Pour terminer cette présentation et souligner le travail collectif de l’auteure, évoquons les deux recueils de récits qu’elle a dirigés. Une enfance algérienne (Editions Gallimard, coll. Folio, 1997) où seize écrivains nés en Algérie avant l’Indépendance racontent des bribes de leur enfance et les regards qu’ils portaient alors sur leur histoire. Dans la même optique, Une enfance d’ailleurs (Editions J’ai lu, 2002) réunit des auteurs nés et élevés dans un pays autre que la France mais y vivant aujourd’hui qui relatent un moment singulier ou des fragments de leur enfance étrangère. Encore une fois, ces histoires contribuent à montrer aux jeunes toute la richesse de la double culture et l’intérêt d’une dynamique mémorielle afin de mieux se construire.
[1] Le Massacre du 17 octobre 1961 désigne la répression qui a frappé une manifestation pacifique en faveur de l’Indépendance de l’Algérie en France.

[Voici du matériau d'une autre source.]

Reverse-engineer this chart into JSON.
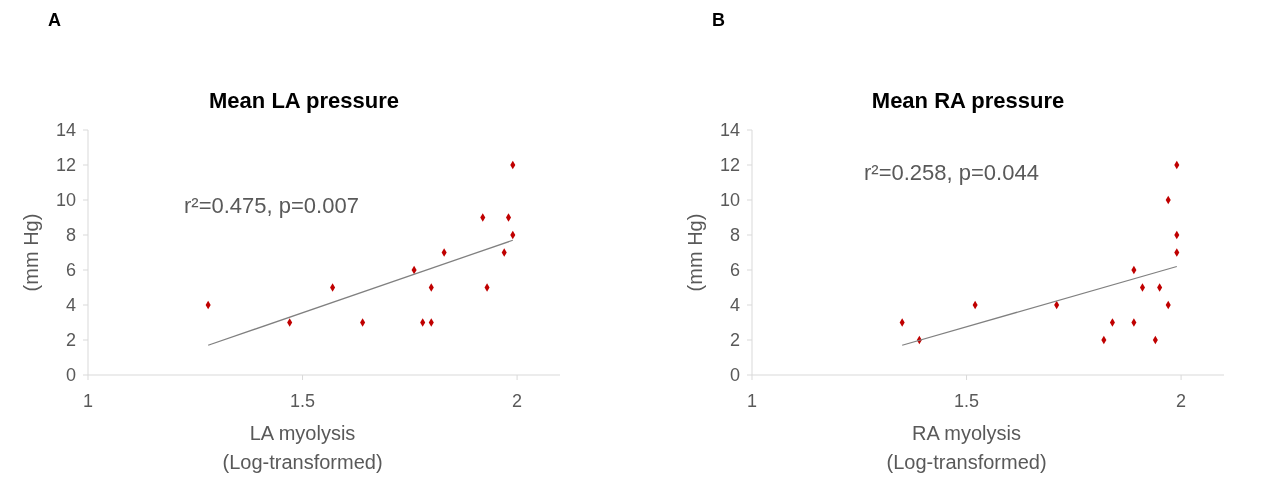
{
  "chart_data": [
    {
      "type": "scatter",
      "title": "Mean LA pressure",
      "xlabel": "LA myolysis\n(Log-transformed)",
      "ylabel": "(mm Hg)",
      "annotations": [
        "A",
        "r²=0.475, p=0.007"
      ],
      "xlim": [
        1,
        2.1
      ],
      "xticks": [
        1,
        1.5,
        2
      ],
      "ylim": [
        0,
        14
      ],
      "yticks": [
        0,
        2,
        4,
        6,
        8,
        10,
        12,
        14
      ],
      "series": [
        {
          "color": "#c00000",
          "marker": "diamond",
          "x": [
            1.28,
            1.47,
            1.57,
            1.64,
            1.76,
            1.78,
            1.8,
            1.8,
            1.83,
            1.92,
            1.93,
            1.97,
            1.98,
            1.99,
            1.99
          ],
          "values": [
            4,
            3,
            5,
            3,
            6,
            3,
            3,
            5,
            7,
            9,
            5,
            7,
            9,
            8,
            12
          ]
        },
        {
          "type": "line",
          "color": "#808080",
          "x": [
            1.28,
            1.99
          ],
          "values": [
            1.7,
            7.7
          ]
        }
      ]
    },
    {
      "type": "scatter",
      "title": "Mean RA pressure",
      "xlabel": "RA myolysis\n(Log-transformed)",
      "ylabel": "(mm Hg)",
      "annotations": [
        "B",
        "r²=0.258, p=0.044"
      ],
      "xlim": [
        1,
        2.1
      ],
      "xticks": [
        1,
        1.5,
        2
      ],
      "ylim": [
        0,
        14
      ],
      "yticks": [
        0,
        2,
        4,
        6,
        8,
        10,
        12,
        14
      ],
      "series": [
        {
          "color": "#c00000",
          "marker": "diamond",
          "x": [
            1.35,
            1.39,
            1.52,
            1.71,
            1.82,
            1.84,
            1.89,
            1.89,
            1.91,
            1.94,
            1.95,
            1.97,
            1.97,
            1.99,
            1.99,
            1.99
          ],
          "values": [
            3,
            2,
            4,
            4,
            2,
            3,
            6,
            3,
            5,
            2,
            5,
            10,
            4,
            12,
            8,
            7
          ]
        },
        {
          "type": "line",
          "color": "#808080",
          "x": [
            1.35,
            1.99
          ],
          "values": [
            1.7,
            6.2
          ]
        }
      ]
    }
  ]
}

Selon les estimations, entre 32 et 325 Maghrébins sont morts sous les coups de la police française, alors dirigée par le préfet de police Maurice Papon. Des dizaines de manifestants ont été jetés dans la Seine, tandis que d’autres sont morts dans des centres de détention. Nié par les autorités de l’époque, le massacre n’a été reconnu officiellement que le 17 octobre 2001 par le maire de Paris, Bertrand Delanoë.